That's why it's interesting he's reaching back to before that shift. And I'd go further. If the ruthless, unprincipled and effective analysis is right - it may be that, having done their job of winning power, the Blairite/New Labour wing maybe need to watch their backs.

Although I have to say the most clarifying moment with Starmer for me was that GB News interview after the Sky News debate. I think it was intended as a bit of a jokey Westminster insider line about why he was so short with people in the audience laughing or groaning about him doing the "my dad was a toolmaker" line (last question at about 5.15 here, as I say I think it's striking how different the answer is from what the interviewer was clearly expecting: https://www.gbnews.com/politics/keir-starmer-dad-job-toolmaker-disrespect) . But Starmer responded really passionately and strongly that he remembers the silence in conversations after his dad said he worked in a factory and that he'd be "turning in his grave" if he heard people laughing about that. He also keeps banging on about "respect" and I think that moment is Starmer's politics (it also resonated with me as my dad also hated "what do you do?" questions because he said they were always about people trying to place you in class terms - though his response "none of your fucking business" didn't always make friends and influence people :lol:).

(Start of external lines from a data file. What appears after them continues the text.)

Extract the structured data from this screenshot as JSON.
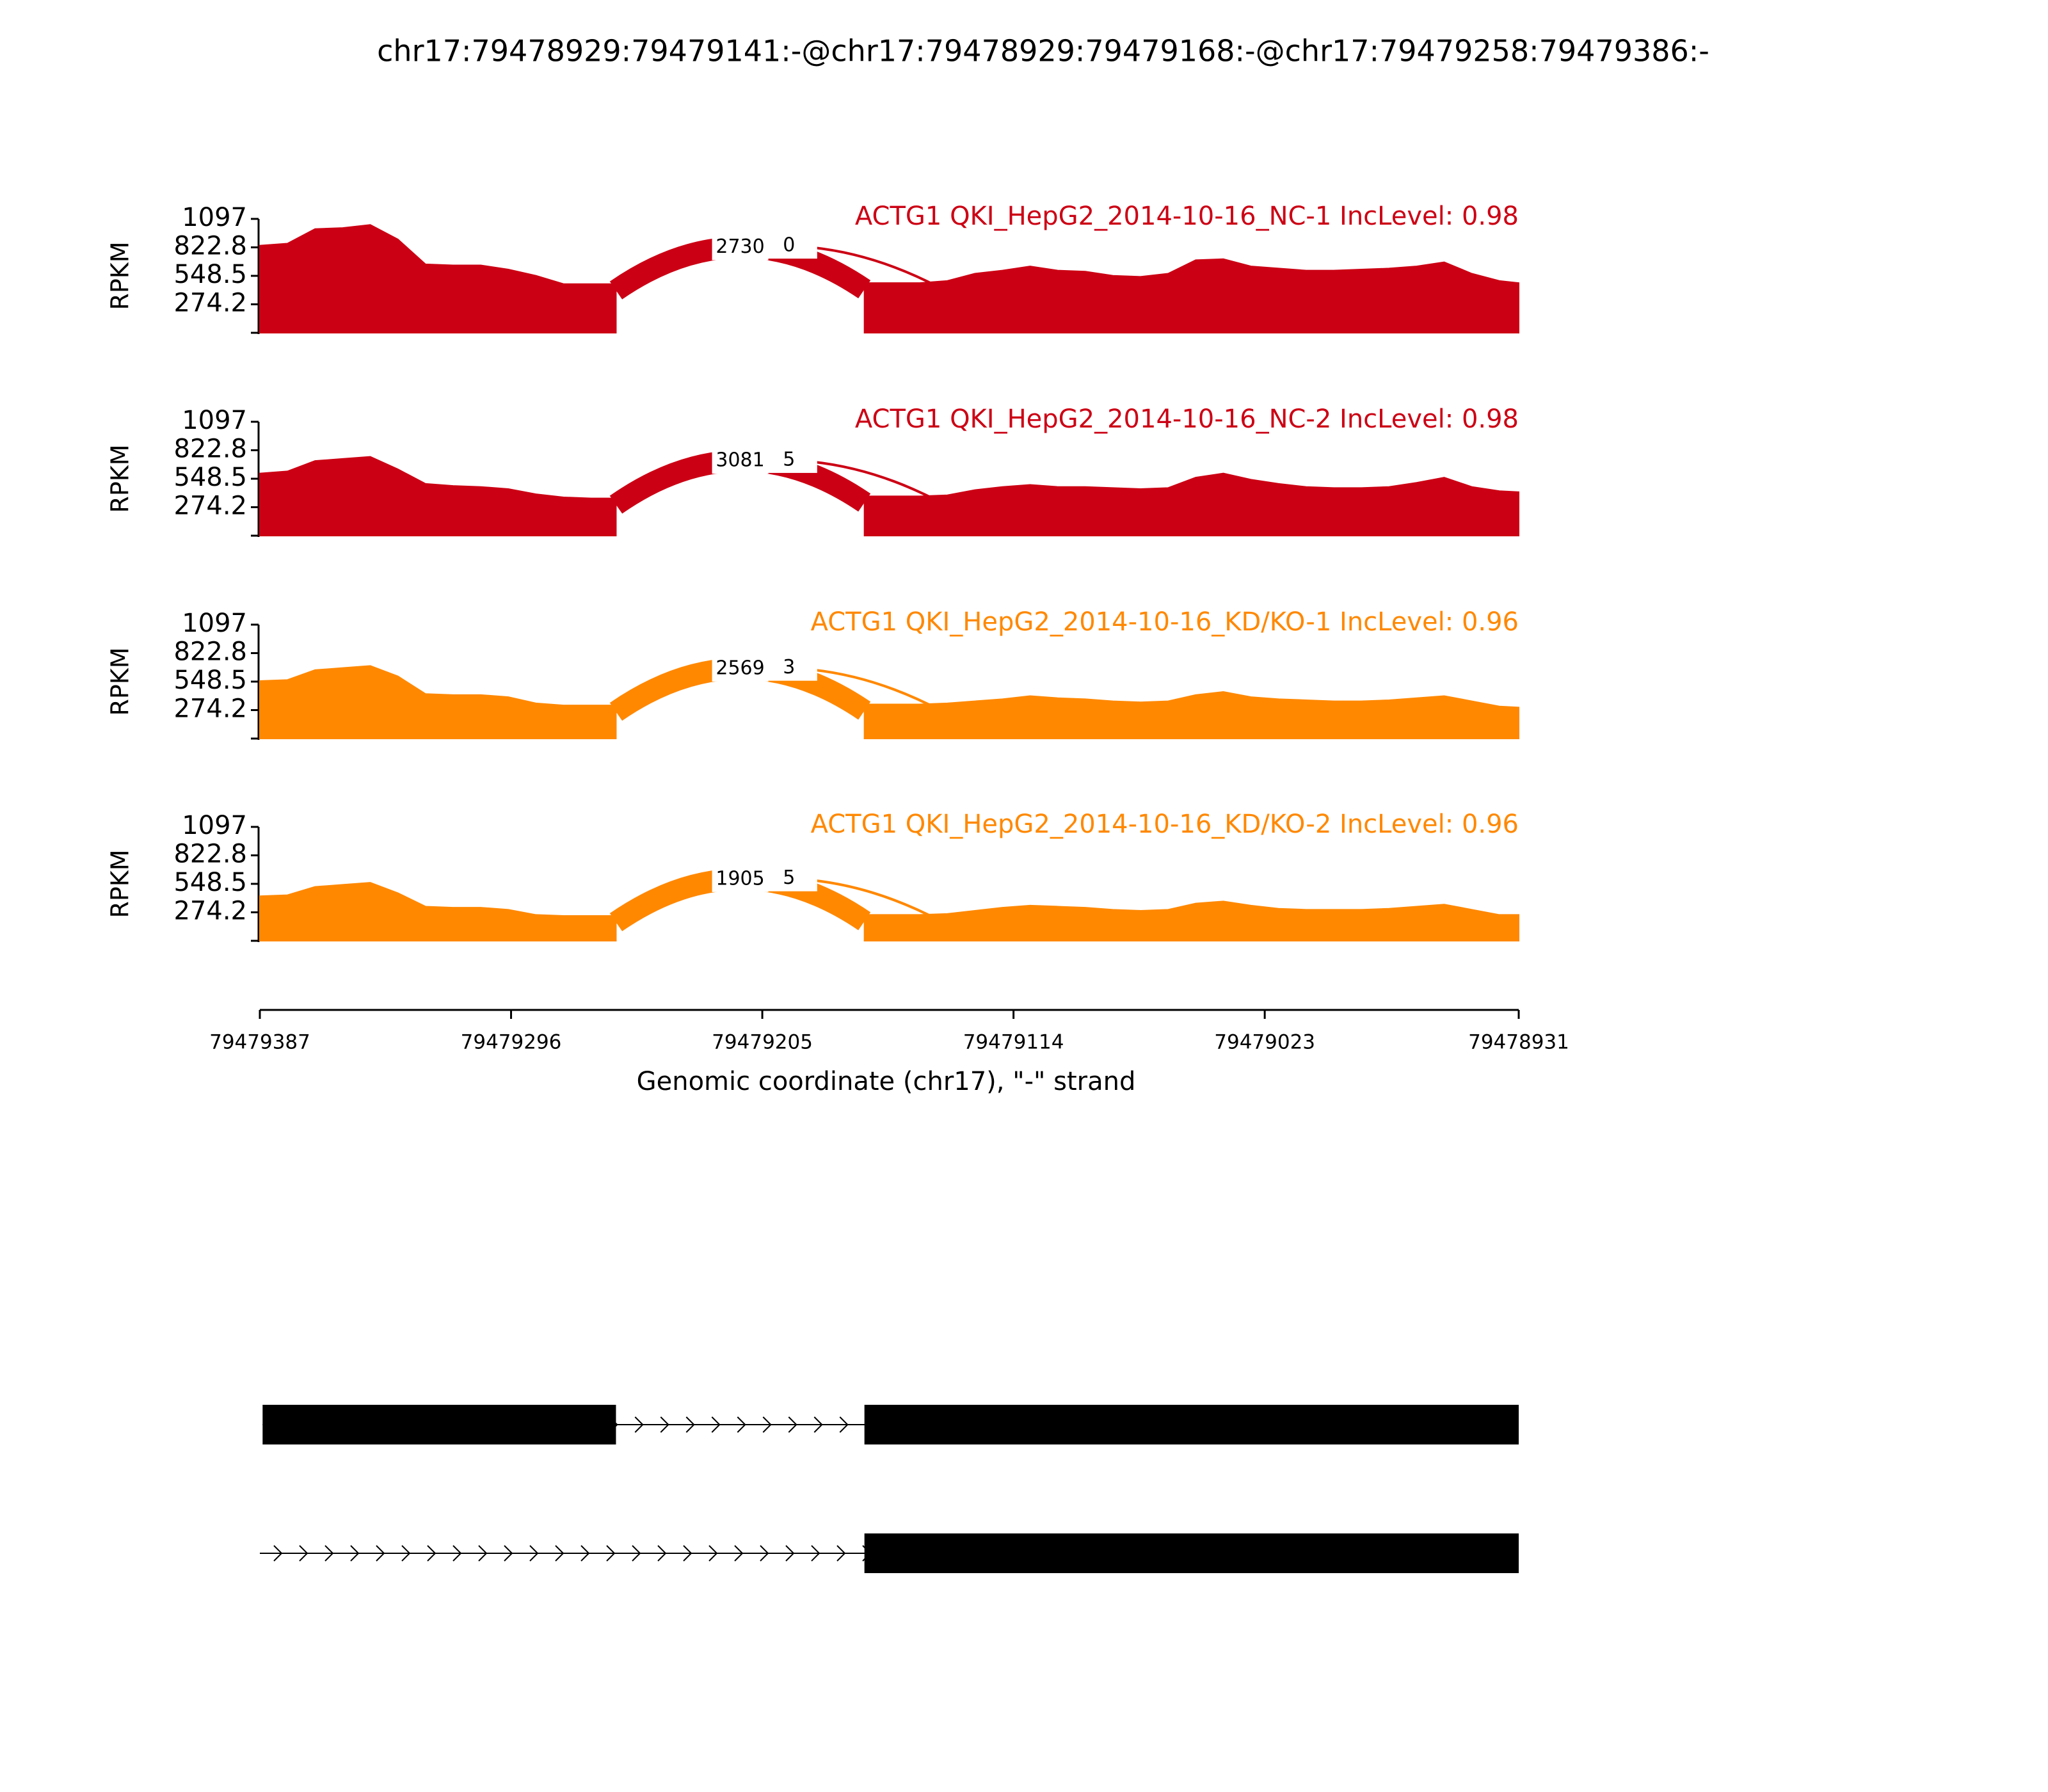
{
  "chart_data": {
    "type": "sashimi",
    "title": "chr17:79478929:79479141:-@chr17:79478929:79479168:-@chr17:79479258:79479386:-",
    "xlabel": "Genomic coordinate (chr17), \"-\" strand",
    "ylabel": "RPKM",
    "xlim": [
      79479387,
      79478931
    ],
    "xticks": [
      79479387,
      79479296,
      79479205,
      79479114,
      79479023,
      79478931
    ],
    "ylim": [
      0,
      1097
    ],
    "yticks": [
      274.2,
      548.5,
      822.8,
      1097
    ],
    "x": [
      79479387,
      79479377,
      79479367,
      79479357,
      79479347,
      79479337,
      79479327,
      79479317,
      79479307,
      79479297,
      79479287,
      79479277,
      79479267,
      79479258,
      79479213,
      79479168,
      79479158,
      79479148,
      79479138,
      79479128,
      79479118,
      79479108,
      79479098,
      79479088,
      79479078,
      79479068,
      79479058,
      79479048,
      79479038,
      79479028,
      79479018,
      79479008,
      79478998,
      79478988,
      79478978,
      79478968,
      79478958,
      79478948,
      79478938,
      79478931
    ],
    "series": [
      {
        "name": "ACTG1 QKI_HepG2_2014-10-16_NC-1 IncLevel: 0.98",
        "color": "#cc0014",
        "values": [
          840,
          860,
          1000,
          1010,
          1040,
          900,
          660,
          650,
          650,
          610,
          550,
          470,
          470,
          470,
          null,
          480,
          480,
          480,
          500,
          570,
          600,
          640,
          600,
          590,
          550,
          540,
          570,
          700,
          710,
          640,
          620,
          600,
          600,
          610,
          620,
          640,
          680,
          570,
          500,
          480
        ],
        "junctions": [
          {
            "start": 79479258,
            "end": 79479168,
            "count": 2730
          },
          {
            "start": 79479258,
            "end": 79479141,
            "count": 0
          }
        ]
      },
      {
        "name": "ACTG1 QKI_HepG2_2014-10-16_NC-2 IncLevel: 0.98",
        "color": "#cc0014",
        "values": [
          600,
          620,
          720,
          740,
          760,
          640,
          500,
          480,
          470,
          450,
          400,
          370,
          360,
          360,
          null,
          380,
          380,
          380,
          390,
          440,
          470,
          490,
          470,
          470,
          460,
          450,
          460,
          560,
          600,
          540,
          500,
          470,
          460,
          460,
          470,
          510,
          560,
          470,
          430,
          420
        ],
        "junctions": [
          {
            "start": 79479258,
            "end": 79479168,
            "count": 3081
          },
          {
            "start": 79479258,
            "end": 79479141,
            "count": 5
          }
        ]
      },
      {
        "name": "ACTG1 QKI_HepG2_2014-10-16_KD/KO-1 IncLevel: 0.96",
        "color": "#ff8800",
        "values": [
          555,
          565,
          660,
          680,
          700,
          600,
          430,
          420,
          420,
          400,
          340,
          320,
          320,
          320,
          null,
          330,
          330,
          330,
          340,
          360,
          380,
          410,
          390,
          380,
          360,
          350,
          360,
          420,
          450,
          400,
          380,
          370,
          360,
          360,
          370,
          390,
          410,
          360,
          310,
          300
        ],
        "junctions": [
          {
            "start": 79479258,
            "end": 79479168,
            "count": 2569
          },
          {
            "start": 79479258,
            "end": 79479141,
            "count": 3
          }
        ]
      },
      {
        "name": "ACTG1 QKI_HepG2_2014-10-16_KD/KO-2 IncLevel: 0.96",
        "color": "#ff8800",
        "values": [
          430,
          440,
          520,
          540,
          560,
          460,
          330,
          320,
          320,
          300,
          250,
          240,
          240,
          240,
          null,
          250,
          250,
          250,
          260,
          290,
          320,
          340,
          330,
          320,
          300,
          290,
          300,
          360,
          380,
          340,
          310,
          300,
          300,
          300,
          310,
          330,
          350,
          300,
          250,
          250
        ],
        "junctions": [
          {
            "start": 79479258,
            "end": 79479168,
            "count": 1905
          },
          {
            "start": 79479258,
            "end": 79479141,
            "count": 5
          }
        ]
      }
    ],
    "transcripts": [
      {
        "start": 79479386,
        "end": 79478931,
        "exons": [
          [
            79479386,
            79479258
          ],
          [
            79479168,
            79478931
          ]
        ]
      },
      {
        "start": 79479387,
        "end": 79478931,
        "exons": [
          [
            79479168,
            79478931
          ]
        ]
      }
    ]
  }
}
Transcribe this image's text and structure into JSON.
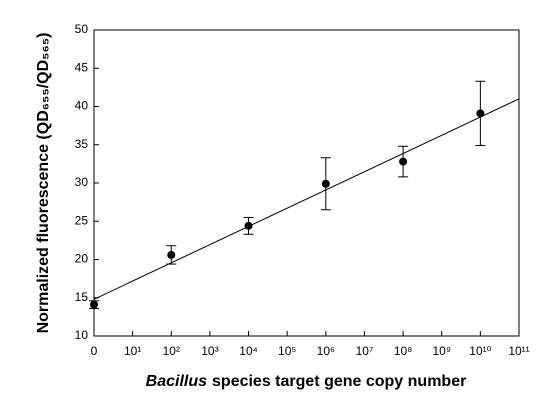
{
  "chart_data": {
    "type": "scatter",
    "x_label_italic": "Bacillus",
    "x_label": "species target gene copy number",
    "y_label": "Normalized fluorescence (QD₆₅₅/QD₅₆₅)",
    "xlim": [
      0,
      11
    ],
    "xticks": [
      0,
      {
        "value": 1,
        "label": "10¹"
      },
      {
        "value": 2,
        "label": "10²"
      },
      {
        "value": 3,
        "label": "10³"
      },
      {
        "value": 4,
        "label": "10⁴"
      },
      {
        "value": 5,
        "label": "10⁵"
      },
      {
        "value": 6,
        "label": "10⁶"
      },
      {
        "value": 7,
        "label": "10⁷"
      },
      {
        "value": 8,
        "label": "10⁸"
      },
      {
        "value": 9,
        "label": "10⁹"
      },
      {
        "value": 10,
        "label": "10¹⁰"
      },
      {
        "value": 11,
        "label": "10¹¹"
      }
    ],
    "ylim": [
      10,
      50
    ],
    "yticks": [
      10,
      15,
      20,
      25,
      30,
      35,
      40,
      45,
      50
    ],
    "series": [
      {
        "color": "#000000",
        "x": [
          0,
          2,
          4,
          6,
          8,
          10
        ],
        "values": [
          14.1,
          20.6,
          24.4,
          29.9,
          32.8,
          39.1
        ],
        "errors": [
          0.5,
          1.2,
          1.1,
          3.4,
          2.0,
          4.2
        ]
      }
    ],
    "fit": {
      "x": [
        0,
        11
      ],
      "y": [
        14.8,
        41.0
      ],
      "color": "#000000"
    }
  }
}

And relatedly, his is the most state educated cabinet ever - and there's interesting stuff by Tom McTague and in the New Statesman basically arguing that this is the most class-conscious government in decades which I think is true and could be quite interesting.
Let's bomb Russia!

Sheilbh

By the by, just saw the (wild) clip of Emily Maitlis interviewing Kari Lake. Lake casually mentions that the UK as a country is "destroyed" - again I find it so weird how much this has become a common article of faith among right-wing elites in the US. It's really odd.
Let's bomb Russia!

garbon

It doesn't feel that odd. Especially not when you have Conservative and adjacent politicians coming over from the UK for speaking engagements.